Coleman will first tackle the ITU Gamagori Asian Cup in Gamagori, Japan, on June 26.
He will then head to the world-recognised Thanyapura Phuket resort in Thailand - a 23 hectare sports, health and educational complex, credited with offering some of the best sports facilities and coaching expertise in Asia - for an intensive training camp.
He will follow with the ITU Osaka Sprint Asian Cup in Japan on July 10, and the ITU Singapore Asian Cup on July 16.
Coleman said he was hoping strong performances in the events would position him well to be selected as one of three athletes for the Under-23 World Triathlon team.

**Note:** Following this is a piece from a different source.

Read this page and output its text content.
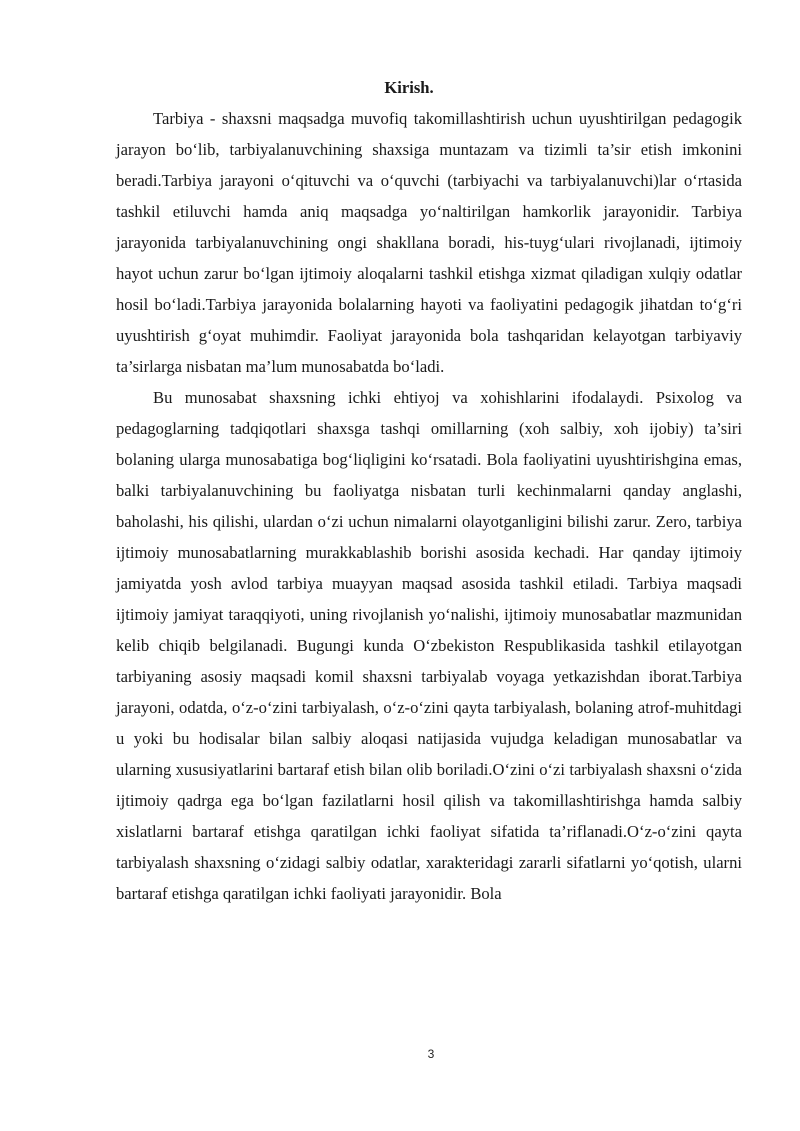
Kirish.

Tarbiya - shaxsni maqsadga muvofiq takomillashtirish uchun uyushtirilgan pedagogik jarayon bo‘lib, tarbiyalanuvchining shaxsiga muntazam va tizimli ta’sir etish imkonini beradi.Tarbiya jarayoni o‘qituvchi va o‘quvchi (tarbiyachi va tarbiyalanuvchi)lar o‘rtasida tashkil etiluvchi hamda aniq maqsadga yo‘naltirilgan hamkorlik jarayonidir. Tarbiya jarayonida tarbiyalanuvchining ongi shakllana boradi, his-tuyg‘ulari rivojlanadi, ijtimoiy hayot uchun zarur bo‘lgan ijtimoiy aloqalarni tashkil etishga xizmat qiladigan xulqiy odatlar hosil bo‘ladi.Tarbiya jarayonida bolalarning hayoti va faoliyatini pedagogik jihatdan to‘g‘ri uyushtirish g‘oyat muhimdir. Faoliyat jarayonida bola tashqaridan kelayotgan tarbiyaviy ta’sirlarga nisbatan ma’lum munosabatda bo‘ladi.

Bu munosabat shaxsning ichki ehtiyoj va xohishlarini ifodalaydi. Psixolog va pedagoglarning tadqiqotlari shaxsga tashqi omillarning (xoh salbiy, xoh ijobiy) ta’siri bolaning ularga munosabatiga bog‘liqligini ko‘rsatadi. Bola faoliyatini uyushtirishgina emas, balki tarbiyalanuvchining bu faoliyatga nisbatan turli kechinmalarni qanday anglashi, baholashi, his qilishi, ulardan o‘zi uchun nimalarni olayotganligini bilishi zarur. Zero, tarbiya ijtimoiy munosabatlarning murakkablashib borishi asosida kechadi. Har qanday ijtimoiy jamiyatda yosh avlod tarbiya muayyan maqsad asosida tashkil etiladi. Tarbiya maqsadi ijtimoiy jamiyat taraqqiyoti, uning rivojlanish yo‘nalishi, ijtimoiy munosabatlar mazmunidan kelib chiqib belgilanadi. Bugungi kunda O‘zbekiston Respublikasida tashkil etilayotgan tarbiyaning asosiy maqsadi komil shaxsni tarbiyalab voyaga yetkazishdan iborat.Tarbiya jarayoni, odatda, o‘z-o‘zini tarbiyalash, o‘z-o‘zini qayta tarbiyalash, bolaning atrof-muhitdagi u yoki bu hodisalar bilan salbiy aloqasi natijasida vujudga keladigan munosabatlar va ularning xususiyatlarini bartaraf etish bilan olib boriladi.O‘zini o‘zi tarbiyalash shaxsni o‘zida ijtimoiy qadrga ega bo‘lgan fazilatlarni hosil qilish va takomillashtirishga hamda salbiy xislatlarni bartaraf etishga qaratilgan ichki faoliyat sifatida ta’riflanadi.O‘z-o‘zini qayta tarbiyalash shaxsning o‘zidagi salbiy odatlar, xarakteridagi zararli sifatlarni yo‘qotish, ularni bartaraf etishga qaratilgan ichki faoliyati jarayonidir. Bola

3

"This year's World Championships are in Cozumel in Mexico in September, so we will be racing in a hot and humid climate," he said.
"Competing in the upcoming Asia Cup events will help me to acclimatise for those temperatures ahead of the worlds and, if I get the results, should sit well with selectors because of the similarities in climate."
Coleman is in the first year of his Bachelor of Business at Bond University, where he is looking to major in business management or marketing.
He is also a member of the Bond Elite Sport Program (BESP), which provides flexible study loads and support to assist upcoming athletes to balance their sporting aspirations and study. As a BESP athlete, Coleman received $2,000 from the Elite Athlete Fund to go towards his upcoming trip to Asia.
"Bond has been really helpful in assisting to fit my studies in with my training schedule, which has been key to dividing my time between the two," said Coleman.
His squad also trains at Bond's new elite multi-million dollar Sports Centre, which includes a gym with state-of-the-art fitness equipment, alongside its Olympic-sized swimming pool.